News Calmly. Say No. Twice.
posted by February 25 at 11:59 AMon
The Seattle Times suggests that the No/No vote is simply a vote of anger that, while understandable (given the circus that’s ensued over the last several months), is ultimately mindless obstructionism that accomplishes nothing, i.e.: it prevents us from moving forward.
It’s true, voting No and No may prevent us from moving forward on building another waterfront freeway, but voting No and No won’t stop us from moving forward. Voting Double No will hot wire the surface/transit option—a much cheaper, environmentally wiser option than either the $3.4 billion tunnel or nearly $3 billion rebuild. At around $2 billion, the surface/transit option will spend hundreds of millions on transit and acknowledge reality by intentionally reducing car capacity—not commuter capacity, but car capacity.
The surface/transit option is already picking up traction among leaders like KC Exec Ron Sims and state legislators like Sens. Ken Jacobsen, Adam Kline, Jeanne Kohl-Welles, Ed Murray, Brian Weinstein and Reps. Joe McDermott, Jim McIntire, Jamie Pedersen, and Eric Pettigrew.
A Double No vote will strengthen the hand of these cognizant Seattle-area leaders when it comes time to prevent Gov. Gregoire and Speaker of the House Frank Chopp from “moving forward” with a waterfront highway.
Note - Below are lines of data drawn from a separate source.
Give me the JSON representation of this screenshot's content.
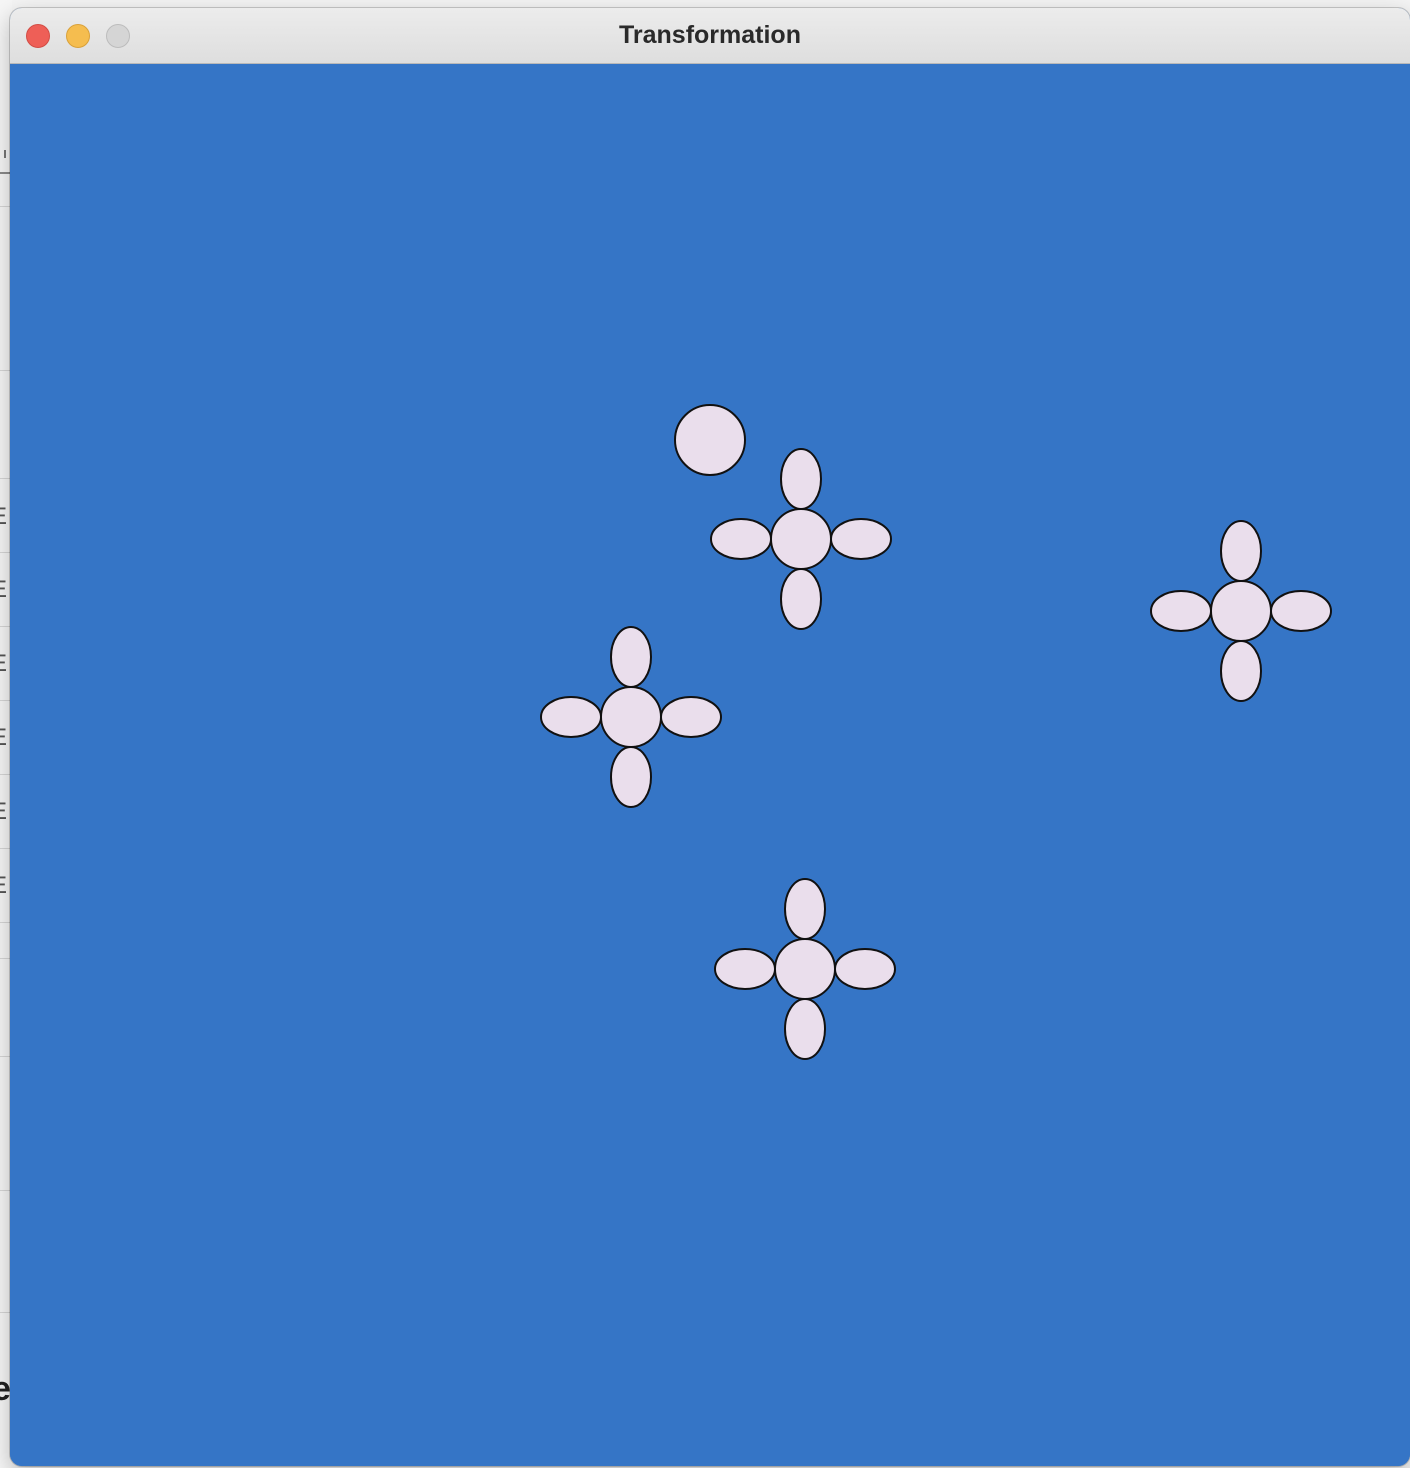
{
  "window": {
    "title": "Transformation"
  },
  "colors": {
    "canvas_background": "#3575c6",
    "shape_fill": "#eadeec",
    "shape_stroke": "#111111"
  },
  "background_app": {
    "fragments": [
      "E",
      "E",
      "E",
      "E",
      "E",
      "E"
    ],
    "big_fragment": "e"
  },
  "canvas": {
    "shapes": [
      "circle",
      "flower",
      "flower",
      "flower",
      "flower"
    ]
  }
}
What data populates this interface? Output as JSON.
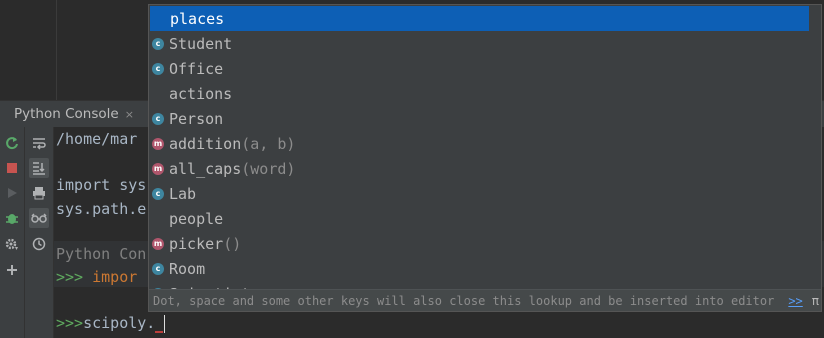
{
  "tool_window": {
    "tab_title": "Python Console",
    "tab_close": "×"
  },
  "console": {
    "lines": [
      "/home/mar",
      "",
      "import sys",
      "sys.path.e"
    ],
    "section_label": "Python Con",
    "prompt": ">>>",
    "import_partial": "impor",
    "current_input": "scipoly."
  },
  "completion": {
    "items": [
      {
        "name": "places",
        "kind": "",
        "sig": ""
      },
      {
        "name": "Student",
        "kind": "c",
        "sig": ""
      },
      {
        "name": "Office",
        "kind": "c",
        "sig": ""
      },
      {
        "name": "actions",
        "kind": "",
        "sig": ""
      },
      {
        "name": "Person",
        "kind": "c",
        "sig": ""
      },
      {
        "name": "addition",
        "kind": "m",
        "sig": "(a, b)"
      },
      {
        "name": "all_caps",
        "kind": "m",
        "sig": "(word)"
      },
      {
        "name": "Lab",
        "kind": "c",
        "sig": ""
      },
      {
        "name": "people",
        "kind": "",
        "sig": ""
      },
      {
        "name": "picker",
        "kind": "m",
        "sig": "()"
      },
      {
        "name": "Room",
        "kind": "c",
        "sig": ""
      },
      {
        "name": "Scientist",
        "kind": "c",
        "sig": ""
      }
    ],
    "selected_index": 0,
    "footer_hint": "Dot, space and some other keys will also close this lookup and be inserted into editor",
    "footer_link": ">>",
    "footer_pi": "π"
  },
  "colors": {
    "selection": "#0d5fb5",
    "class_badge": "#3e86a0",
    "method_badge": "#b0566c",
    "prompt": "#5faa5f",
    "keyword": "#cc7832"
  }
}
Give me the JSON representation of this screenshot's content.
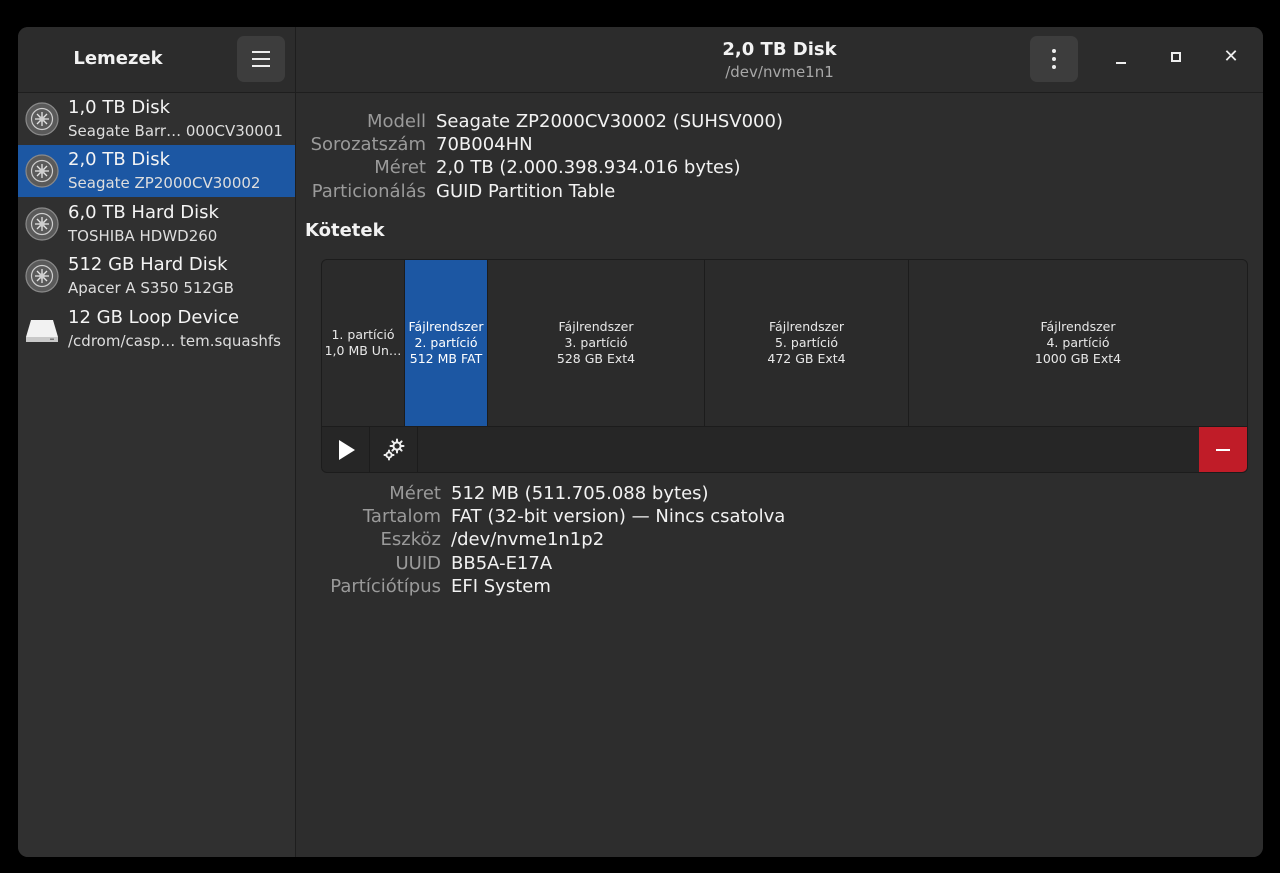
{
  "sidebar": {
    "title": "Lemezek",
    "disks": [
      {
        "name": "1,0 TB Disk",
        "sub": "Seagate Barr… 000CV30001",
        "icon": "disk-drive-icon"
      },
      {
        "name": "2,0 TB Disk",
        "sub": "Seagate ZP2000CV30002",
        "icon": "disk-drive-icon"
      },
      {
        "name": "6,0 TB Hard Disk",
        "sub": "TOSHIBA HDWD260",
        "icon": "disk-drive-icon"
      },
      {
        "name": "512 GB Hard Disk",
        "sub": "Apacer A S350 512GB",
        "icon": "disk-drive-icon"
      },
      {
        "name": "12 GB Loop Device",
        "sub": "/cdrom/casp… tem.squashfs",
        "icon": "loop-device-icon"
      }
    ]
  },
  "header": {
    "title": "2,0 TB Disk",
    "subtitle": "/dev/nvme1n1"
  },
  "disk_info": [
    {
      "key": "Modell",
      "value": "Seagate ZP2000CV30002 (SUHSV000)"
    },
    {
      "key": "Sorozatszám",
      "value": "70B004HN"
    },
    {
      "key": "Méret",
      "value": "2,0 TB (2.000.398.934.016 bytes)"
    },
    {
      "key": "Particionálás",
      "value": "GUID Partition Table"
    }
  ],
  "volumes": {
    "title": "Kötetek",
    "partitions": [
      {
        "line1": "1. partíció",
        "line2": "1,0 MB Un…",
        "line3": ""
      },
      {
        "line1": "Fájlrendszer",
        "line2": "2. partíció",
        "line3": "512 MB FAT"
      },
      {
        "line1": "Fájlrendszer",
        "line2": "3. partíció",
        "line3": "528 GB Ext4"
      },
      {
        "line1": "Fájlrendszer",
        "line2": "5. partíció",
        "line3": "472 GB Ext4"
      },
      {
        "line1": "Fájlrendszer",
        "line2": "4. partíció",
        "line3": "1000 GB Ext4"
      }
    ]
  },
  "volume_info": [
    {
      "key": "Méret",
      "value": "512 MB (511.705.088 bytes)"
    },
    {
      "key": "Tartalom",
      "value": "FAT (32-bit version) — Nincs csatolva"
    },
    {
      "key": "Eszköz",
      "value": "/dev/nvme1n1p2"
    },
    {
      "key": "UUID",
      "value": "BB5A-E17A"
    },
    {
      "key": "Partíciótípus",
      "value": "EFI System"
    }
  ],
  "colors": {
    "accent": "#1c57a3",
    "danger": "#c01c28"
  }
}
Writing off the Double No position of surface/transit supporters as ill-informed anger is a clever attempt by the Seattle Times to head off its legitimacy, but it’s an inaccurate summary of what’s going on. The Double No vote is a levelheaded position that will move the process forward, just not in the way the I Heart Highways editorial board at the Seattle Times wants.